Realizing the Savannahs’ potential

It has now been two years since the initiative to produce soya and corn in our intermediate savannahs was launched by the government of Guyana and several private sector companies. To date, the government has invested more than $1Billion in “infrastructural development” for the project which consists of roads, a wharf and drying and storage facilities. The Guyana savannahs are little known to most Guyanese who live on our coastlands but they have captivated the imagination of all governments since independence as one of our untapped frontiers.Savannahs are the tropical equivalent of the temperate zone prairies of North America and the steppes of Eurasia – vast flat or undulating grasslands. More precisely they have been defined as “a mixed woodland-grassland ecosystem characterized by the trees being sufficiently widely spaced so that the canopy does not close. The open canopy allows sufficient light to reach the ground to support an unbroken herbaceous layer consisting primarily of grasses.” We have two sets of savannahs in Guyana. First are the “Intermediate Savannahs” in Region 10, which cover approximately 2000 square miles or 5000,000 hectares. It consists of 70 per cent forest and 25 per cent of savannah lands and comprises five discrete areas; the Kimbia/Ebini Savannah (East of the Berbice River); the Wiruni Savannah (West of the Berbice River); the Ituni/Tacama Savannah (West of the Berbice River); the Kibilibiri Savannah (West of the Berbice River) and the Eberoabo Savannah (West of the Berbice River). The second are found in the Rupununi (north and south) and are much larger at 6000 square miles. These are vast expanses of land into which each of the CariCom islands would easily fit.
Directly after independence the PNC administration attempted to open up the intermediate savannahs for cultivation. The first effort was the Global Agri Kibilibiri grain project, which embarked on large- scale production of maize, sorghum, soyabean and black-eye pea. Approximately 1400 acres was put under cultivation during which time ownership and management of the project was derogated to the state owned Guyana Agricultural Products Corporation, which continued farming until 1978 and then collapsed. By then the government had moved on with a combination of state effort through the creation of the Guyana National Service (GNS) in 1974 and later private enterprise. Unfortunately, all these efforts also failed.
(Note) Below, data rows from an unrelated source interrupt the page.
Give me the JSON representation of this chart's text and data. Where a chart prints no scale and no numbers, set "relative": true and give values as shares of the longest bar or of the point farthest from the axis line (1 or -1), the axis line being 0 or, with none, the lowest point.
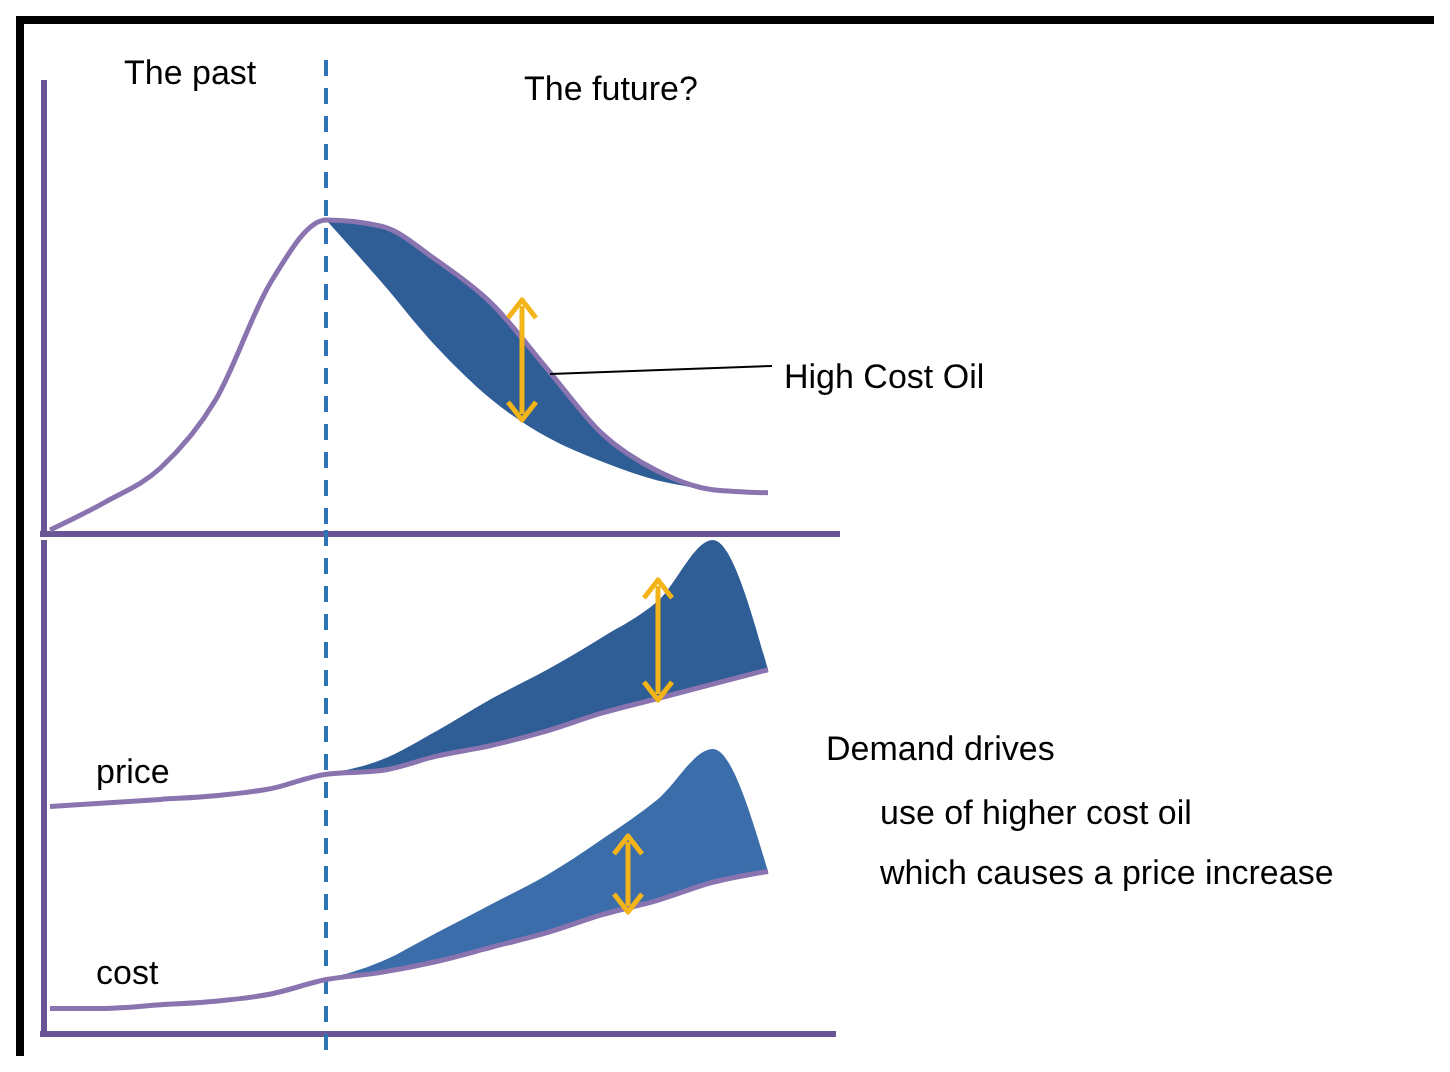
{
  "chart_data": [
    {
      "type": "line",
      "relative": true,
      "categories": [
        null,
        null,
        null,
        null,
        null,
        null,
        null,
        null,
        null,
        null,
        null,
        null,
        null,
        null
      ],
      "series": [
        {
          "color": "#8a74b0",
          "values": [
            0,
            0.09,
            0.2,
            0.42,
            0.8,
            1,
            0.98,
            0.87,
            0.73,
            0.52,
            0.31,
            0.19,
            0.13,
            0.12
          ],
          "lower": [
            null,
            null,
            null,
            null,
            null,
            1,
            0.8,
            0.59,
            0.42,
            0.3,
            0.22,
            0.16,
            0.13,
            0.12
          ],
          "upper": [
            null,
            null,
            null,
            null,
            null,
            1,
            0.98,
            0.87,
            0.73,
            0.52,
            0.31,
            0.19,
            0.13,
            0.12
          ]
        }
      ],
      "annotations": [
        "The past",
        "The future?",
        "High Cost Oil"
      ]
    },
    {
      "type": "line",
      "relative": true,
      "categories": [
        null,
        null,
        null,
        null,
        null,
        null,
        null,
        null,
        null,
        null,
        null,
        null,
        null,
        null
      ],
      "series": [
        {
          "name": "price",
          "color": "#8a74b0",
          "values": [
            0.62,
            0.63,
            0.64,
            0.65,
            0.67,
            0.71,
            0.72,
            0.76,
            0.79,
            0.83,
            0.88,
            0.92,
            0.96,
            1
          ],
          "lower": [
            null,
            null,
            null,
            null,
            null,
            0.71,
            0.72,
            0.76,
            0.79,
            0.83,
            0.88,
            0.92,
            0.96,
            1
          ],
          "upper": [
            null,
            null,
            null,
            null,
            null,
            0.71,
            0.75,
            0.83,
            0.92,
            1,
            1.09,
            1.19,
            1.36,
            1
          ]
        },
        {
          "name": "cost",
          "color": "#8a74b0",
          "values": [
            0.06,
            0.06,
            0.07,
            0.08,
            0.1,
            0.14,
            0.16,
            0.19,
            0.23,
            0.27,
            0.32,
            0.36,
            0.41,
            0.44
          ],
          "lower": [
            null,
            null,
            null,
            null,
            null,
            0.14,
            0.16,
            0.19,
            0.23,
            0.27,
            0.32,
            0.36,
            0.41,
            0.44
          ],
          "upper": [
            null,
            null,
            null,
            null,
            null,
            0.14,
            0.19,
            0.27,
            0.35,
            0.43,
            0.53,
            0.64,
            0.78,
            0.44
          ]
        }
      ],
      "annotations": [
        "Demand drives",
        "use of higher cost oil",
        "which causes a price increase"
      ]
    }
  ]
}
Since then, there have been regular attempts in every decade to creating a sustainable model for agricultural development of the savannahs to make Guyana into the “Breadbasket of the Caribbean”, to no avail. But at long last it appears that we are on the way to create a viable model to realize the potential of the intermediate savannahs. In 2021 a trial crop of 250 acres of soya was successfully planted and reaped by the consortium to be used to satisfy the needs of the livestock industry that imports some US$80M of feedstock annually. While the yield was less than optimum it revealed the constraints that had to be addressed. Prime among these was the need to neutralize the acidic soil using limestone which had to be imported from the Dominical Republic. For the doubled acreage second crop in 2022, in which corn was also included, the amount of limestone shipped in was insufficient to satisfy the needs but more experience was gleaned.
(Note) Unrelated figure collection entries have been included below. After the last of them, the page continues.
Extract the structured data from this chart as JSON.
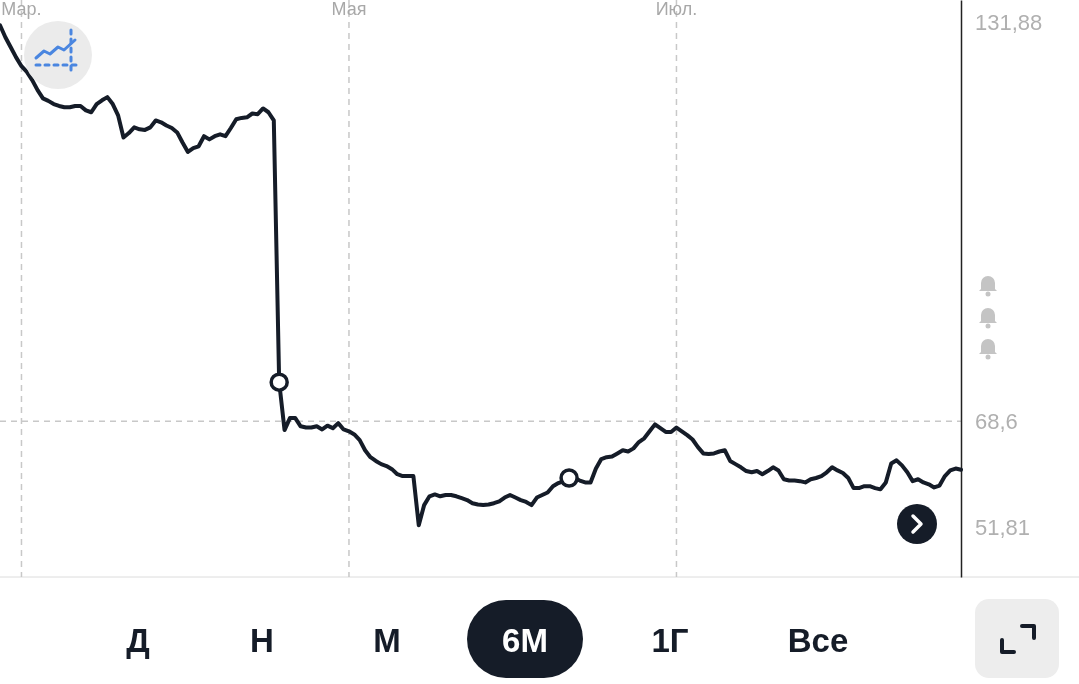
{
  "chart_data": {
    "type": "line",
    "categories": [
      null,
      null,
      null,
      null,
      "Мар.",
      null,
      null,
      null,
      null,
      null,
      null,
      null,
      null,
      null,
      null,
      null,
      null,
      null,
      null,
      null,
      null,
      null,
      null,
      null,
      null,
      null,
      null,
      null,
      null,
      null,
      null,
      null,
      null,
      null,
      null,
      null,
      null,
      null,
      null,
      null,
      null,
      null,
      null,
      null,
      null,
      null,
      null,
      null,
      null,
      null,
      null,
      null,
      null,
      null,
      null,
      null,
      null,
      null,
      null,
      null,
      null,
      null,
      null,
      null,
      null,
      "Мая",
      null,
      null,
      null,
      null,
      null,
      null,
      null,
      null,
      null,
      null,
      null,
      null,
      null,
      null,
      null,
      null,
      null,
      null,
      null,
      null,
      null,
      null,
      null,
      null,
      null,
      null,
      null,
      null,
      null,
      null,
      null,
      null,
      null,
      null,
      null,
      null,
      null,
      null,
      null,
      null,
      null,
      null,
      null,
      null,
      null,
      null,
      null,
      null,
      null,
      null,
      null,
      null,
      null,
      null,
      null,
      null,
      null,
      null,
      null,
      null,
      "Июл.",
      null,
      null,
      null,
      null,
      null,
      null,
      null,
      null,
      null,
      null,
      null,
      null,
      null,
      null,
      null,
      null,
      null,
      null,
      null,
      null,
      null,
      null,
      null,
      null,
      null,
      null,
      null,
      null,
      null,
      null,
      null,
      null,
      null,
      null,
      null,
      null,
      null,
      null,
      null,
      null,
      null,
      null,
      null,
      null,
      null,
      null,
      null,
      null,
      null,
      null,
      null,
      null,
      null
    ],
    "series": [
      {
        "color": "#151c28",
        "values": [
          131.4,
          129.5,
          127.9,
          126.3,
          124.9,
          124.0,
          122.7,
          121.1,
          119.8,
          119.4,
          118.9,
          118.6,
          118.4,
          118.4,
          118.6,
          118.6,
          117.9,
          117.6,
          118.9,
          119.5,
          120.0,
          118.9,
          117.1,
          113.6,
          114.3,
          115.2,
          114.9,
          114.8,
          115.2,
          116.3,
          116.0,
          115.5,
          115.1,
          114.4,
          112.8,
          111.3,
          111.9,
          112.2,
          113.8,
          113.3,
          113.8,
          114.1,
          113.8,
          115.1,
          116.5,
          116.7,
          116.8,
          117.4,
          117.3,
          118.2,
          117.6,
          116.3,
          74.8,
          67.2,
          69.1,
          69.1,
          67.8,
          67.6,
          67.6,
          67.8,
          67.3,
          67.9,
          67.5,
          68.3,
          67.3,
          67.0,
          66.5,
          65.6,
          64.0,
          62.9,
          62.3,
          61.8,
          61.5,
          61.0,
          60.2,
          59.9,
          59.9,
          59.9,
          52.1,
          55.3,
          56.7,
          57.0,
          56.7,
          56.9,
          56.9,
          56.7,
          56.4,
          56.1,
          55.6,
          55.4,
          55.3,
          55.4,
          55.6,
          55.9,
          56.5,
          56.9,
          56.5,
          56.1,
          55.8,
          55.3,
          56.5,
          56.9,
          57.3,
          58.3,
          58.8,
          59.1,
          59.6,
          59.6,
          59.2,
          58.9,
          58.9,
          61.1,
          62.6,
          62.9,
          63.0,
          63.5,
          64.0,
          63.8,
          64.3,
          65.3,
          65.9,
          67.0,
          68.1,
          67.5,
          66.9,
          66.9,
          67.6,
          67.0,
          66.4,
          65.7,
          64.5,
          63.5,
          63.4,
          63.5,
          63.8,
          64.0,
          62.3,
          61.8,
          61.3,
          60.7,
          60.5,
          60.7,
          60.2,
          60.7,
          61.3,
          60.8,
          59.4,
          59.2,
          59.2,
          59.1,
          58.9,
          59.4,
          59.6,
          59.9,
          60.5,
          61.3,
          60.8,
          60.4,
          59.6,
          58.0,
          58.0,
          58.3,
          58.3,
          58.0,
          57.8,
          58.9,
          61.9,
          62.4,
          61.6,
          60.5,
          59.1,
          59.4,
          58.9,
          58.6,
          58.1,
          58.4,
          59.9,
          60.8,
          61.1,
          60.9
        ]
      },
      {
        "type": "scatter",
        "color": "#151c28",
        "marker": "circle",
        "values": [
          null,
          null,
          null,
          null,
          null,
          null,
          null,
          null,
          null,
          null,
          null,
          null,
          null,
          null,
          null,
          null,
          null,
          null,
          null,
          null,
          null,
          null,
          null,
          null,
          null,
          null,
          null,
          null,
          null,
          null,
          null,
          null,
          null,
          null,
          null,
          null,
          null,
          null,
          null,
          null,
          null,
          null,
          null,
          null,
          null,
          null,
          null,
          null,
          null,
          null,
          null,
          null,
          74.8,
          null,
          null,
          null,
          null,
          null,
          null,
          null,
          null,
          null,
          null,
          null,
          null,
          null,
          null,
          null,
          null,
          null,
          null,
          null,
          null,
          null,
          null,
          null,
          null,
          null,
          null,
          null,
          null,
          null,
          null,
          null,
          null,
          null,
          null,
          null,
          null,
          null,
          null,
          null,
          null,
          null,
          null,
          null,
          null,
          null,
          null,
          null,
          null,
          null,
          null,
          null,
          null,
          null,
          59.6,
          null,
          null,
          null,
          null,
          null,
          null,
          null,
          null,
          null,
          null,
          null,
          null,
          null,
          null,
          null,
          null,
          null,
          null,
          null,
          null,
          null,
          null,
          null,
          null,
          null,
          null,
          null,
          null,
          null,
          null,
          null,
          null,
          null,
          null,
          null,
          null,
          null,
          null,
          null,
          null,
          null,
          null,
          null,
          null,
          null,
          null,
          null,
          null,
          null,
          null,
          null,
          null,
          null,
          null,
          null,
          null,
          null,
          null,
          null,
          null,
          null,
          null,
          null,
          null,
          null,
          null,
          null,
          null,
          null,
          null,
          null,
          null,
          null
        ]
      }
    ],
    "ylim": [
      43.9,
      135.4
    ],
    "yticks": [
      {
        "value": 131.88,
        "label": "131,88"
      },
      {
        "value": 68.6,
        "label": "68,6"
      },
      {
        "value": 51.81,
        "label": "51,81"
      }
    ],
    "grid": "x",
    "ref_lines": [
      {
        "axis": "y",
        "value": 68.6,
        "color": "#c8c8c8",
        "line_style": "dashed"
      }
    ],
    "annotations": [
      "Д",
      "Н",
      "М",
      "6М",
      "1Г",
      "Все"
    ]
  }
}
The initiative exemplifies the kind of risk-taking that is demanded for entrepreneurship but is not fully appreciated by the opposition who glibly talk of “development” but never demanded the patience to create the necessary conditions for success. To date the consortium of five Guyanese companies have already ploughed in more than half a billion dollars without any profits earned. But with the commitment of the government towards Guyana’s larger developmental trajectory they have girded their loins for the long haul – which is to satisfy the needs on the local livestock sector and also that of Caricom.
At long last we appear to have hit on the right combination of private and public initiative that create the successful entrepreneurial state model.